One of the most moving segments in movie history
But I’m not finished! The above scene and the one that I’m about to describe, while they occupy perhaps eight minutes (~4%) of the film footage, cement Snow Falling on Cedars as the preeminent cinematic achievement for revealing the essence of tyranny in an industrial-age democracy. One might argue Schindler’s List or some of the other movies about the Holocaust, or perhaps modern films like Dances with Wolves that show mistreatment of American Indians, or even brilliant movies about the American slave trade like Amistad represent tyranny better—from the perspective of the tyrannized racial group, anyway.
But we’re not talking about extermination here, rather expropriation and (temporary) displacement/confinement. Prejudice is a large factor, but the key rationalizations made by the ruling elites in America—unhinged from the Constitution—had to do with expediency… and the probable greed of the state and its lackeys to take the wealth of the Japanese victims. [A friend of mine who was born in Canada tells me that in that country, the same relocation of Japanese occurred, and the state would take their fishing boats, not to mention their farms, and sell them, keeping the proceeds.]
The “relocation of persons” sequence begins shortly after the above action removing the personal possessions of the Miyamotos. At daylight the military personnel carriers pick up the relocatees (relos) from their homes. It’s a crisp clear day in winter. Under the lazy gazes of the sentries, the adults walk briskly from the trucks and along the main street of town to be tagged and marched toward the ferry…

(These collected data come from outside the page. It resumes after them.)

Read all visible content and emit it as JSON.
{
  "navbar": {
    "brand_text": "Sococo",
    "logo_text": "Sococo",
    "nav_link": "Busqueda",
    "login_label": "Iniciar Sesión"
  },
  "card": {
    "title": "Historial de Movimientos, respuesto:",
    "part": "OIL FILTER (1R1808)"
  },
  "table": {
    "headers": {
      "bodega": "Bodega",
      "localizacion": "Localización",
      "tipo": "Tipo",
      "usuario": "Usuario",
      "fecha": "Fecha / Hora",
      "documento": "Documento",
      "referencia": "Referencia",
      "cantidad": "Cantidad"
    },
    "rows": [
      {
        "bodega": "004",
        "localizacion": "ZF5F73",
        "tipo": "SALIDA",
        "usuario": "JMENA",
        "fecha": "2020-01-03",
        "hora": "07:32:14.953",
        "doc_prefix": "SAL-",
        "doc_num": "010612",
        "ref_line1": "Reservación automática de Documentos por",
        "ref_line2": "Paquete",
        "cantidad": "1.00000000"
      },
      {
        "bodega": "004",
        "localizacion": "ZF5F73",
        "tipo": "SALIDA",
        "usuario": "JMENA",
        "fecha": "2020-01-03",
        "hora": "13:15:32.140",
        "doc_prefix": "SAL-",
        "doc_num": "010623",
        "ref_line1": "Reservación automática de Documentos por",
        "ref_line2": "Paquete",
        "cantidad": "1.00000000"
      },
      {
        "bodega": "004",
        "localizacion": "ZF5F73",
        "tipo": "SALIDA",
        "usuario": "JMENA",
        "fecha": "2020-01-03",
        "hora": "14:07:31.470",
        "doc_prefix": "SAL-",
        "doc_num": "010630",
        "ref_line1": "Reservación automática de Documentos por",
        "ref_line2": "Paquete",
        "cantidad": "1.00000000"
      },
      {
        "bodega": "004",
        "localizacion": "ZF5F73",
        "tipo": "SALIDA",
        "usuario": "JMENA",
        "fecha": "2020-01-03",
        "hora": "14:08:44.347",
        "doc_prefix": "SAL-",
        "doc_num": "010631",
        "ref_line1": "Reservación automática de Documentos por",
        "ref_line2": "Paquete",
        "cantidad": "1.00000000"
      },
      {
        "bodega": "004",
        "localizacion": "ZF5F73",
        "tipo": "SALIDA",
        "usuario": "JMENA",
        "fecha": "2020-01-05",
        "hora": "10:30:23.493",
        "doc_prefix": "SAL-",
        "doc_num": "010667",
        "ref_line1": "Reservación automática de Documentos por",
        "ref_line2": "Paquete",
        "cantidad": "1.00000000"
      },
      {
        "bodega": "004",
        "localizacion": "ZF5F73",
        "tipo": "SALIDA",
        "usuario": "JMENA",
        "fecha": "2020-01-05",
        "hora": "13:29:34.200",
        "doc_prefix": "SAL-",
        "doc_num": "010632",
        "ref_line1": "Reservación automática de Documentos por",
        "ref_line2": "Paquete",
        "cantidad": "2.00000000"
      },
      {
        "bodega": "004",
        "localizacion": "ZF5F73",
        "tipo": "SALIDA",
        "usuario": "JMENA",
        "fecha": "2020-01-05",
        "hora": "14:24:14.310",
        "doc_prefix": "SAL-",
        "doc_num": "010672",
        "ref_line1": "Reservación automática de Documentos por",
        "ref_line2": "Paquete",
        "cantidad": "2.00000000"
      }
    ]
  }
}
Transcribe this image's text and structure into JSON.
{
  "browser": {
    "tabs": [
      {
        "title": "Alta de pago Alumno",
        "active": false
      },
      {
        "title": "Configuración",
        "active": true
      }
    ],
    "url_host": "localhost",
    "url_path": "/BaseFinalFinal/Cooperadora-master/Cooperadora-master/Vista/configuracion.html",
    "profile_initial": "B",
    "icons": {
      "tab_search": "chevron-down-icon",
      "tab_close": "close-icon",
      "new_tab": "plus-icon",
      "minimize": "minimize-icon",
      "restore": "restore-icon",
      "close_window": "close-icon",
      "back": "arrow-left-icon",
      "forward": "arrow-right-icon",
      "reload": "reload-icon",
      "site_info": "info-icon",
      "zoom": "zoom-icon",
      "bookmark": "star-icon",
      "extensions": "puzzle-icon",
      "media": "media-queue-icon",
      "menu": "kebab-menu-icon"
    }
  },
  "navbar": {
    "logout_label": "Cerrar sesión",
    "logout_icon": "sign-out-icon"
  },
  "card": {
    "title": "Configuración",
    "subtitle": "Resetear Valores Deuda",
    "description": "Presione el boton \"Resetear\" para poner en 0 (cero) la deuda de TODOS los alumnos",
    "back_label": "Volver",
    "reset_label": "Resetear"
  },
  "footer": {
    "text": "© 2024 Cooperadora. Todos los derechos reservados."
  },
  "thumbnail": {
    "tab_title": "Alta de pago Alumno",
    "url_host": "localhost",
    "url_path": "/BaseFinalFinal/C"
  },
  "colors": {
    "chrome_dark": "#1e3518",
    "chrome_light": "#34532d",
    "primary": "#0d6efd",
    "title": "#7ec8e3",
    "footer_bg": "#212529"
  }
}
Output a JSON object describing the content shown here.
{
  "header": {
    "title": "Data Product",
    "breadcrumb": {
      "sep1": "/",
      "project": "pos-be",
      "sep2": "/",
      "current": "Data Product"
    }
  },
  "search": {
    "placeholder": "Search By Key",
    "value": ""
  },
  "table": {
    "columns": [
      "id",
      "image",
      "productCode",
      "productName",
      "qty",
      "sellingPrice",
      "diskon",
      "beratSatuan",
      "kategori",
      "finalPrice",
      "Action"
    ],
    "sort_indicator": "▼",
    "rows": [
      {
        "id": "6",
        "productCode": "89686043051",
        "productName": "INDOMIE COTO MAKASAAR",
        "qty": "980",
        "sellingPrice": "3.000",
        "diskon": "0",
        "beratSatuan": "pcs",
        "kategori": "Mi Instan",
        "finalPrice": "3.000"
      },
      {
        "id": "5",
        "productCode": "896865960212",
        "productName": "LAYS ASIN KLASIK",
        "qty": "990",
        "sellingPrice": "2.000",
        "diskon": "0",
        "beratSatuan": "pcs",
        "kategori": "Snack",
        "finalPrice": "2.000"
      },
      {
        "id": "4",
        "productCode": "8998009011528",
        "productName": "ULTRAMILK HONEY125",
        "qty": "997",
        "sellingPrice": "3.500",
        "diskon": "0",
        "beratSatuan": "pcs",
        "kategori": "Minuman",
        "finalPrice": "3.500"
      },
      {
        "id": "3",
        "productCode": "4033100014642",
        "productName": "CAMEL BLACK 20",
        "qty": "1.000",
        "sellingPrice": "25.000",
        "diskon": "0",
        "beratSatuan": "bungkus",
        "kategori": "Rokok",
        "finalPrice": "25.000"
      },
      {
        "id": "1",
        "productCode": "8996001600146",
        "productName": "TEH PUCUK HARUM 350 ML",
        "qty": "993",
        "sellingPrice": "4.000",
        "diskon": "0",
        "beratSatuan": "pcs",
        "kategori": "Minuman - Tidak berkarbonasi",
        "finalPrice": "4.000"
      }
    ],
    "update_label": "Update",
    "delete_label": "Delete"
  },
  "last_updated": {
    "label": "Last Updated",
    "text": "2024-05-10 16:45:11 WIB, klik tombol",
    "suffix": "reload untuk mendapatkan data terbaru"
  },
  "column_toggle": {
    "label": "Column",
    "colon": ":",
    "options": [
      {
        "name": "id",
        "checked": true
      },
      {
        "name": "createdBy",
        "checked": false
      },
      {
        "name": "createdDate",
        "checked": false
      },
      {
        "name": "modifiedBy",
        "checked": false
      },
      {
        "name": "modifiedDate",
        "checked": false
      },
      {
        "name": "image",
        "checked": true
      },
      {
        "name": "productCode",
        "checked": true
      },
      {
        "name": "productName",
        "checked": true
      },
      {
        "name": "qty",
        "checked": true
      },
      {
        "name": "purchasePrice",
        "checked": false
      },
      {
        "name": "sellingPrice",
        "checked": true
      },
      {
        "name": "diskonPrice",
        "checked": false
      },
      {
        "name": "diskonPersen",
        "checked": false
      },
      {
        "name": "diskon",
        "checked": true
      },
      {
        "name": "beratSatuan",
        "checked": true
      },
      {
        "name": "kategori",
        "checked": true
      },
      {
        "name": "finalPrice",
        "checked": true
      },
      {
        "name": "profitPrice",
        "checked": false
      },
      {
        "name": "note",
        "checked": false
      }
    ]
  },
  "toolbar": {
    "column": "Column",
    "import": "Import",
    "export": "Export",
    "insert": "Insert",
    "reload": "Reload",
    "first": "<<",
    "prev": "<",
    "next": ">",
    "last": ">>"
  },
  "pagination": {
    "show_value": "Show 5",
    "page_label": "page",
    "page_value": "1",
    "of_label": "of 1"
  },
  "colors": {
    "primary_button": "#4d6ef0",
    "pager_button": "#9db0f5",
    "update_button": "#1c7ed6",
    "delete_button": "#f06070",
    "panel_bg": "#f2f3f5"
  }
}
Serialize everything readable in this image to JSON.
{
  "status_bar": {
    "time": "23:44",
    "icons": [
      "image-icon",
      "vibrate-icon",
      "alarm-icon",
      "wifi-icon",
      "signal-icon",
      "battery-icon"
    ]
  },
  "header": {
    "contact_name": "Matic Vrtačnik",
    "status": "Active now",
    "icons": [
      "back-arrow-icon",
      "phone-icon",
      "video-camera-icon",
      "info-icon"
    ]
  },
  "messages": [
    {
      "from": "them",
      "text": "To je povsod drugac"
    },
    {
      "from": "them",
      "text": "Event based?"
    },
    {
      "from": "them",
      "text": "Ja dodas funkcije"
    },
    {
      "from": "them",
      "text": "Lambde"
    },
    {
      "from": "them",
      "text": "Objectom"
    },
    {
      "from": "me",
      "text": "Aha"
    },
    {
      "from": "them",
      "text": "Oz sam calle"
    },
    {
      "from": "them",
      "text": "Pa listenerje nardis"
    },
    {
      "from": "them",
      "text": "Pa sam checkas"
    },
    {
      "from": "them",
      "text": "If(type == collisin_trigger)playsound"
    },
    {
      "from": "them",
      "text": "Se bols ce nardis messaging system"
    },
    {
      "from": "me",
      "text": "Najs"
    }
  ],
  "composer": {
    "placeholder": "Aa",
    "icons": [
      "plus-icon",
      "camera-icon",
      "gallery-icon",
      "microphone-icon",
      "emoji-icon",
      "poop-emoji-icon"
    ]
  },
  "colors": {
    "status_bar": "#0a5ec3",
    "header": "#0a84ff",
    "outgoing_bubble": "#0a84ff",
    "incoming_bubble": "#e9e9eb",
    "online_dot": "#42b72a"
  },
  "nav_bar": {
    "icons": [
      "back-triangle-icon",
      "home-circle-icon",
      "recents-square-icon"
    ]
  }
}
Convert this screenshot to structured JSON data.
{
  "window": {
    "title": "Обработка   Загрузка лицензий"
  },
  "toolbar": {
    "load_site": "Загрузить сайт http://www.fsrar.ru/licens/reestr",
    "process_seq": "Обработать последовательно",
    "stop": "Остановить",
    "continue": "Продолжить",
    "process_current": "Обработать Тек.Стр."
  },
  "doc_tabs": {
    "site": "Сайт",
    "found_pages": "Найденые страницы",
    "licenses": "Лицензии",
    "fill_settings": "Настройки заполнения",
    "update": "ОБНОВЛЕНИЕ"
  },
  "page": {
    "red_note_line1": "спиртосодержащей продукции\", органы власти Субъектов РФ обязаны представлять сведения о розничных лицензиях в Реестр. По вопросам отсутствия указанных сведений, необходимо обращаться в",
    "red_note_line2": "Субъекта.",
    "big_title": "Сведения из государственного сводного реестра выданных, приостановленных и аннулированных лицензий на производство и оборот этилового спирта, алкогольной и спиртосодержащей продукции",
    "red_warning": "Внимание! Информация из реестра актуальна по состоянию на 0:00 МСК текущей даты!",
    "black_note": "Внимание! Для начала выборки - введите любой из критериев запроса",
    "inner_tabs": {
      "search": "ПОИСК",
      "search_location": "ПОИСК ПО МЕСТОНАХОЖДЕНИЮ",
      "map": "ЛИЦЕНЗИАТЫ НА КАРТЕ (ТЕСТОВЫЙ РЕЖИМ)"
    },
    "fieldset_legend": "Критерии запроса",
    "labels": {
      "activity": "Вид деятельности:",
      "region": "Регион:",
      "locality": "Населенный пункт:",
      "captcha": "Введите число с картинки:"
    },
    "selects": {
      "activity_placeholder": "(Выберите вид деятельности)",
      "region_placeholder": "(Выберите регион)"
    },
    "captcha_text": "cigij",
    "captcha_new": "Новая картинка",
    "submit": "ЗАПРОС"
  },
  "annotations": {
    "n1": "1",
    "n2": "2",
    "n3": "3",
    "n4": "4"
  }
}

You will never see a film sequence like this. To say it moves me is the most inadequate of understatements; I get chills, and tears well up. I find it increasingly difficult to endure. My mind fills with images of other peoples—from time immemorial—cast aside and denied their humanity so the engine of the state can grind senselessly away toward insane ends that have no grounding in ‘the human.’ In particular, I consider those peoples for whom no one speaks, the invisible people… like the millions of ethnic-German civilians, post WWII, butchered or shipped off to the labor camps of the Soviet Union or to Tito’s killing fields, with the knowing acquiescence of the West.
And so many others. This is the banality of tyranny, the routineness of it, where the state systematically rapes and pillages ordinary people and other ordinary people turn away in fear and (self-)loathing. It’s the kind of despotism enabled by good people acting as cowards… and it can happen here. [No rant, I’m only commenting from a deep well of compassion for tyranny’s billions of victims throughout history and sincerely wishing it to end. These scenes from Snow Falling on Cedars are the most touching visual imaginable for unloading the yoke.]
The Rest of the Movie
Of course there’s more: SFOC is an interracial love story, a 1949 murder trial that evokes all the prejudices lying so close to the surface, an examination of journalistic integrity, an (anti-)war story, and a depiction of the “way we were” for a small American island off the Pacific. The photography is stunning, and the music haunting… both so richly enveloping the narrative, as in the movie I reviewed last week, Love Song for Bobby Long. SFOC was nominated for an Oscar for cinematography. Inset on the right is a snapshot from a lovemaking scene shot through the rumpled glass of a shower stall. Beautifully executed. The actors are first rate, the story is authentic, and the appeal to every sense is extraordinary. It deserves many more awards and much more attention than its theatrical release received.
And of course it has the special anti-tyranny kicker for those who care.